Jim--If you are going with sheet goods you will be putting down 1/4 inch underlayment--glue residue won't matter. 

Sanding the original--? be careful with the solvents---Jazz was not kidding about the fire hazard

Burns are no laughing matter---do be careful---Mike---


----------



## CplDevilDog (Mar 18, 2009)

Jim F said:


> Figured I'd follow up on this. Paint thinner seems to be working fine. Heat ans scrape as much as I can with the heat gun then wipe down with paint thinner and wipe dry.


Don't remember the name of the product we were using to remove sticky floor tiles, but the back of the can said "WARNING: This product may cause sudden respiratory failure and DEATH in concentrations as little as 3PPM" or something to that effect.

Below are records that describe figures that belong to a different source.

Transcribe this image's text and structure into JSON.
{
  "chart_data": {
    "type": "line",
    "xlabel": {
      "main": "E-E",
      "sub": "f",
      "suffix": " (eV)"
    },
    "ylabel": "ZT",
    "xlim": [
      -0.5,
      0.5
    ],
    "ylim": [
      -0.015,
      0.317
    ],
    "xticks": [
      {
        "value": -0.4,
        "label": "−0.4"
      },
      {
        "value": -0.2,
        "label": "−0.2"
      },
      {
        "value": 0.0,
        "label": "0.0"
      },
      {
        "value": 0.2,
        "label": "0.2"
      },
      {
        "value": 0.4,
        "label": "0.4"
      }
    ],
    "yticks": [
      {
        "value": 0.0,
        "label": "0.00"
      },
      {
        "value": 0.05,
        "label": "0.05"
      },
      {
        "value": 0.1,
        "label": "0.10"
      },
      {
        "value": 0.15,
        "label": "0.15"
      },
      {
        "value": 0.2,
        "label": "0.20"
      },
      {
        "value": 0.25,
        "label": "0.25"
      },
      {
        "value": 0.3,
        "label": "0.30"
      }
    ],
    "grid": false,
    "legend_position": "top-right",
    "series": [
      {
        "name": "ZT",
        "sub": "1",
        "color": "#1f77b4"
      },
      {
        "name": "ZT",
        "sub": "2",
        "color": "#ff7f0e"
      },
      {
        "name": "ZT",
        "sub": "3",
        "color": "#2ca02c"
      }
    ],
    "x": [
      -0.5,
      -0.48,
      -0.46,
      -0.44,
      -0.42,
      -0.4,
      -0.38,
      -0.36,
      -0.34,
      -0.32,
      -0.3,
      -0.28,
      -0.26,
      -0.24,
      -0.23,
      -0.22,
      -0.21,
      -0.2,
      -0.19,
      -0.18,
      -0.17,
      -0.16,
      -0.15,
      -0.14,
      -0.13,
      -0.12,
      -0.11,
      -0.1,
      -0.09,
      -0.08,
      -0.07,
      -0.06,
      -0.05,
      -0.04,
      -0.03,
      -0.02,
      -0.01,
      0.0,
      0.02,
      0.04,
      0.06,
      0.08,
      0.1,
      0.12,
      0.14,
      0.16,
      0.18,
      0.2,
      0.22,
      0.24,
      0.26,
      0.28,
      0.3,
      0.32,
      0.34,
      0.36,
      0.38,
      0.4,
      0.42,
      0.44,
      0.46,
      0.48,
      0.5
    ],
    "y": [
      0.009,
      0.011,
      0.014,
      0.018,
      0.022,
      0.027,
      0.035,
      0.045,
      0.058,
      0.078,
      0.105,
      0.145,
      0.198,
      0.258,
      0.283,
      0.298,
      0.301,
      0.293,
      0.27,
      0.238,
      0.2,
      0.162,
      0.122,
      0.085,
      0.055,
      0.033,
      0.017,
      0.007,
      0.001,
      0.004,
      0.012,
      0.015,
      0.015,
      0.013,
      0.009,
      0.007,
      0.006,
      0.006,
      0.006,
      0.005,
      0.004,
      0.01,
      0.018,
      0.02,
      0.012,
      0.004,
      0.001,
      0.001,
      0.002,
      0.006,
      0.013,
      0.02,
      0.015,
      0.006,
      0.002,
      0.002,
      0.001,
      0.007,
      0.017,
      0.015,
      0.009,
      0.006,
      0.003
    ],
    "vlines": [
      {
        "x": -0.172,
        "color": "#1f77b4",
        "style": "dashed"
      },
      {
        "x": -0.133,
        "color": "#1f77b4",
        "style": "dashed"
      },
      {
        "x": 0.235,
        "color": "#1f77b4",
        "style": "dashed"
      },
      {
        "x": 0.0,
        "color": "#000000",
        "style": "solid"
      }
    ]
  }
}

Check those MSDS Sheets and read the backs of all your chemicals!


----------



## Jim F (Mar 4, 2010)

"So, you're saying the tiles were glued directly over hardwood planks? If so, boy that was wrong. Normally you'd have some kind of 1/4" underlayment under vinyl when the subfloor is wooden. Can you verify that?"
Yes, definately the same oak floor that is throughtout the rest of the house. A P.O. at some point had the floor in the dining room refinished but the kitchen was covered with self-stick vinyl tiles and the living room was covered with wall to wall carpet. As a result, the floor in both of those areas have a dull darker appearand and the dining room had a brighter glossier apperance

For now I'm mostly concerned with getting all the tile and sticky residue off the floor before the remodling takes place. My new cabinets are coming 2/22. In the meantime I don't want all that tack on the floor attracting dirt, not to mention the people and pets that have to walk on it. I will probably either put down sheet vinyl over an underlayment, or some sort of floating floor system. My wife wants to be able to scrub the kitchen floor whatever we put down so a finished oak floor is probably not an option. 

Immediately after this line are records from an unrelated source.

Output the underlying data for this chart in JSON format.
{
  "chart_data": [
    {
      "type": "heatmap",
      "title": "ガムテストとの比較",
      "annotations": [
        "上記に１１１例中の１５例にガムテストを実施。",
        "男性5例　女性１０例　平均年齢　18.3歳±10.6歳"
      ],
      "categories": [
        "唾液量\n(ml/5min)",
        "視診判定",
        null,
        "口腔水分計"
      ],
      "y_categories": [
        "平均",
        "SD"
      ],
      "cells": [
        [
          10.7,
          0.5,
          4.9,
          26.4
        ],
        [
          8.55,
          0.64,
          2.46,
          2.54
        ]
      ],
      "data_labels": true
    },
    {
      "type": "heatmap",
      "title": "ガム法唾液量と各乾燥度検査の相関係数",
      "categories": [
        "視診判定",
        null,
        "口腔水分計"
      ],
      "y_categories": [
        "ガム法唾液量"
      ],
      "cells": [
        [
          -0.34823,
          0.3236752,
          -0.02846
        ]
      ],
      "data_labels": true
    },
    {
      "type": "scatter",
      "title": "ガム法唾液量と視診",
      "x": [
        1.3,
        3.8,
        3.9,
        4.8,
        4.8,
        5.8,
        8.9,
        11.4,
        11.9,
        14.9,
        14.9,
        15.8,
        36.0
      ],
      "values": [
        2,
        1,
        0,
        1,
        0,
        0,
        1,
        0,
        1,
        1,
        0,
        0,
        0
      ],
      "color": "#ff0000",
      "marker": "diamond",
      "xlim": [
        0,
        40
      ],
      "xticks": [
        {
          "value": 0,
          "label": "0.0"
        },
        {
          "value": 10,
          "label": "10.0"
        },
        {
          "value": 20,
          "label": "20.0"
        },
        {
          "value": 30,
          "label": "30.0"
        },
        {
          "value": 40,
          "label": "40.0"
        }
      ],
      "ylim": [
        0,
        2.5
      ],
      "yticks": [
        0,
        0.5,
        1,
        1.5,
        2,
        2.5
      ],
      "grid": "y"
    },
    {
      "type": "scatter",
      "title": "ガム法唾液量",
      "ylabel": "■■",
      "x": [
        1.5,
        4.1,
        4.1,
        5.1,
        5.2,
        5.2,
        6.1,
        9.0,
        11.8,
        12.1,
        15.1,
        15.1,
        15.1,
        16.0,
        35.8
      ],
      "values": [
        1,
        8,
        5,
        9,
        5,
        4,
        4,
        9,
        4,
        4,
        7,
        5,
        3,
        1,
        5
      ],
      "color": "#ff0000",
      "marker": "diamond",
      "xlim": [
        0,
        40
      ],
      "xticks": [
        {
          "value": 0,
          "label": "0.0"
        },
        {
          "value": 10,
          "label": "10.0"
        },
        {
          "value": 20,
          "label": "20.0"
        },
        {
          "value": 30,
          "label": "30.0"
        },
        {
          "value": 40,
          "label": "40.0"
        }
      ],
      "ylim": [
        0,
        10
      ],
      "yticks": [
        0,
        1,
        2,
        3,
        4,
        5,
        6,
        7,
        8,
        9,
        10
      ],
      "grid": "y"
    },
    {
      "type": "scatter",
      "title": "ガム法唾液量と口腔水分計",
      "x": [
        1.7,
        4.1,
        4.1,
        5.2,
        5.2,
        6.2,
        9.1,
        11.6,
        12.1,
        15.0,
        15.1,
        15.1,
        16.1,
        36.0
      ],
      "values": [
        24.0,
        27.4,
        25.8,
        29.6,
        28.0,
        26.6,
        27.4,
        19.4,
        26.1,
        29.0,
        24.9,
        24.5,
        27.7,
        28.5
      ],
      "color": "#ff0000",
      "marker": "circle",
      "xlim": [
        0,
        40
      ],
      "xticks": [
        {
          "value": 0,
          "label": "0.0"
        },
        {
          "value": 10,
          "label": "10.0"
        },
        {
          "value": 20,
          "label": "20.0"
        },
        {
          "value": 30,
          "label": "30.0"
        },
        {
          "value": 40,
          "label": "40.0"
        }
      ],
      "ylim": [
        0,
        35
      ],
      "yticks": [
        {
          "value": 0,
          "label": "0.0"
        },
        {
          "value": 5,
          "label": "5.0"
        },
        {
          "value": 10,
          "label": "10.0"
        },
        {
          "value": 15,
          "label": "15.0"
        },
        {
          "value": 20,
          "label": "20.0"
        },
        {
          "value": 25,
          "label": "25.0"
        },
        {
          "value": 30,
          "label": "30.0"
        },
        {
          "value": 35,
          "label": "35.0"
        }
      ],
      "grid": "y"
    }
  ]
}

So what would be safer than paint thinner? Obviosly I would not be using the paint thinner and the heat gun at the same time but the fumes are a concern.


----------



## Alcarte (Jan 29, 2011)

You may want to consider a stone tile of some type and just remove any thickness in glue which may make the floor unleveled and install backer board immediately which will eliminate any concerns until you choose your stone flooring.


----------



## Jim F (Mar 4, 2010)

Not considering tile at all. The ceiling height is already only 7ft. Do not want to raise the floor that much. I will look for a safer adhesive remover.


----------



## Alcarte (Jan 29, 2011)

I can understand that but your over all finished floor would be less than 1" at max


----------



## Jim F (Mar 4, 2010)

So I got oderless mineral spirits and just started back up diong this after battling snow for the last 3-4 days. Is that a better than paint thinner? Realize I still have to be careful around flames and my range is pilotless. The guy at Lowes recommended this stuff http://www.goofoffstainremover.com/ . But I just don't trust them anymore.


----------



## oh'mike (Sep 18, 2009)

Goof Off is Xylene---a wonderful solvent but expensive and a lot nastier than thinner.

Always use the mildest solvent that will solve the problem.--Stick with what's already working--Mike--


----------